Poco después, en el interior del estudio, arropado por el silencio que precisaba y que le había hecho dejar el restaurante a toda velocidad, llevó a cabo otro ensayo para abocetar el cuadro, partiendo de lo que completó el día anterior sobre madera tratada con yeso. En esta ocasión utilizó idéntico soporte, algo más grande de dimensiones.

Perfiló la figura del toro con una movilidad de la que carecía antes y con rasgos que asemejaban sutilmente a los de un Minotauro. El resto de figuras obtuvo un tratamiento similar: la mujer, aún más definida, asomándose por un ventanuco con un quinqué sujeto en la mano e iluminando la oscuridad; el caballo con la cabeza hacia abajo, moribundo, como una víctima del sacrificio; y el soldado yacente en el suelo junto a otra víctima más. Eliminó el Pegaso, atributo que asumía e incorporaba el toro-minotauro elevándose ligeramente del suelo. Aquel hombre-toro debatiéndose entre sus pulsiones animales y la inteligencia y sensibilidad de una persona no representaban una figura hostil, tampoco en anteriores bocetos en los que aparecía como una especie de espectador pasivo.

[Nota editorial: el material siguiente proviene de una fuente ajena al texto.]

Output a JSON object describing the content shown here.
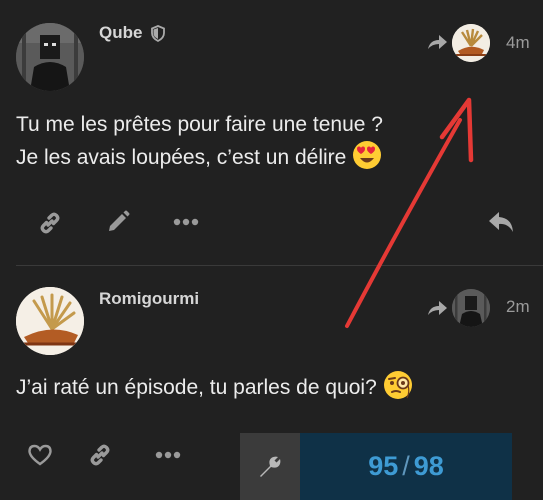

Una vez finalizadas las siluetas a lápiz, preparó una aguada de color grisáceo y con un pincel grueso fue subrayando las sombras y la figura del Minotauro.

Minotauro.

Encendió un cigarrillo y trasladó el panel al trípode situado junto al ventanal. Sobre los tejados se abalanzaban las sombras; le entretuvo un instante un chispazo de claridad anaranjada en el horizonte de la ciudad, que constituía el último rastro de una jornada rutilante de sol. Dio al interruptor de la luz para ver el resultado de la pintura. Luego, aspiró lentamente el humo del tabaco. Asumió que la escena que había dibujado necesitaba ser iluminada mejor, acaso incorporando una bombilla cuyo reflejo remarcaría la almendra de la composición y concentraría la atención del espectador. Aquello resultaba sugerente, una opción a meditar mientras culminaba el proyecto y lo desarrollaba en su completa dimensión. Allí delante, en el caballete, tenía imágenes que consideraba ya imprescindibles, que se ajustaban a lo que pretendía, y, sin embargo, era consciente de que faltaba algo más, mucho más tal vez. Había que dotar de mayor intensidad el movimiento interno de la pintura, adecuar las asonancias poéticas en el conjunto de la obra con nuevos elementos y, sobre todo, debía lograr que aquella superficie restallara como un grito, que las voces de las víctimas y los testigos de la tragedia llegaran lo más lejos posible, para conmover a todos, y para ello necesitaba formas contundentes, de interpretación inmediata.

El cuadro apenas tendría color, tal y como había considerado por la mañana, e incorporaría elementos que mostrarían la convulsión producida por el dolor, las voces de un drama que penetraría en los oídos del público hasta atravesar sus cerebros.